Черный пролетарий (СИ), стр. 13

«Конюх тюремный?» — подумал Михан.

Конюх обернулся. У него был крупный нос картошкой и пытливый взгляд.

— Чего смотришь, спросить что-то хочешь? — осведомился он.

— У тебя что ли? — не полез за словом в карман парень.

— Хотя бы у меня, — с вызовом ответил мужик, опуская щётку и разворачиваясь к Михану.

— Да я ничего, — сдал назад парень.

— Ты с дружины?

— Типа того. С дружины.

— Здорово сегодня ваши москвичей погромили, — одобрительно заметил мужик.

— Было дело, — Михан не стал обозначать свою позицию по вопросу личного участия в погроме.

— Был там?

— Был, — не стал вдаваться в подробности Михан.

— Убивал? — в глазах мужика вдруг заиграл какой-то незнакомый лесному парню, но чрезвычайно живой интерес.

— Убивал, — пожал плечами Михан, не врубаясь, к чему относится вопрос.

— Вехобитов видел?

— Возгоняли на днях, — как о чём-то само собой разумеющемся поведал парень. — «Медвежат» гоняли пару раз в этом походе.

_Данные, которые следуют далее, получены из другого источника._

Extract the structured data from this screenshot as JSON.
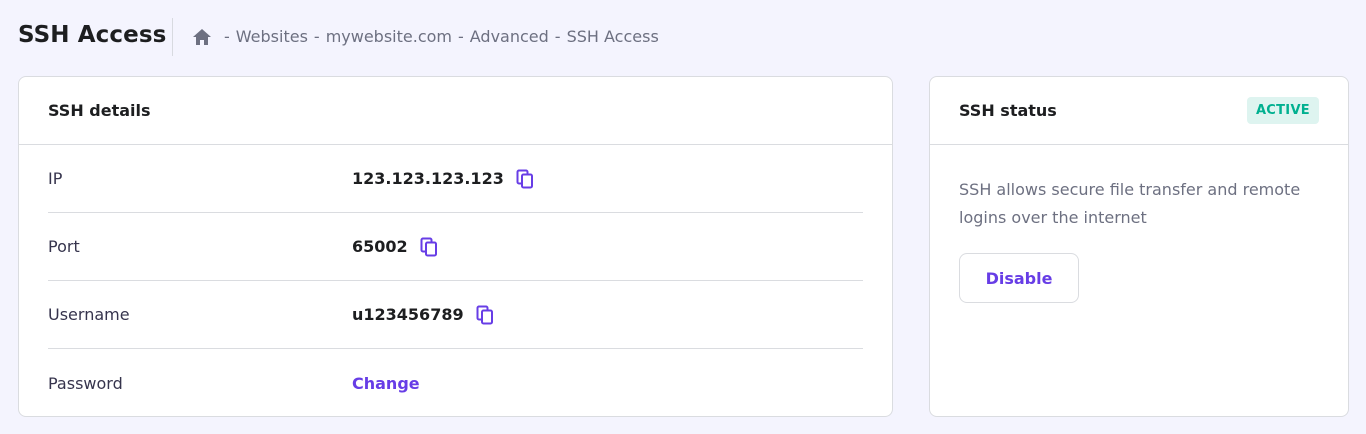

Я самолично их секрет вырезал, — похвалился он и вытащил из кармана бязевый платок с вышивкой лейбштандарта повелителя Озёрного Края. — Эвон, трофей!

Михан протянул платок мужику, а тот шагнул навстречу, изучил вышивку, мотнул головой.

— Серьёзно, — с заметным уважением сказал он. — Ты стажёром в дружине светлейшего князя Лучезавра?

— Действительным кандидатом! — весомо заявил парень и представился для пущей учтивости. — Михан.

— Элджей, — представился мужик. — Кат.

— Ты что, поляк?

— Шляхтич, — с достоинством поправил мужик.

— А говорят, тут все вологодские.

— Все вологодские, — подтвердил собеседник. — Но не я.

— И я не отсюда, — сказал Михан. — Не с этих краёв.

— Я тоже не здешний.

— Я в дружину пошёл, чтобы к людям пристать.

— Младший в семье? — с пониманием спросил Элджей.

— Старший. Никогда с отцом не ладил.

— Странные вы русские. Никакого порядка. Я бы остался, но я третьим сыном был. Владу, как старшему, хозяйство причиталось. Отец его постоянно при себе держал и управлять натаскивал. Ежи, второй брат, по закону, чтоб землю не делить, должен был стать священником. Его отправили учиться и сделали кастратом в хоре. Мне ничего не досталось, кроме коня, седла и сабли. Отец сказал, езжай на Русь, там земли много, бери и владей.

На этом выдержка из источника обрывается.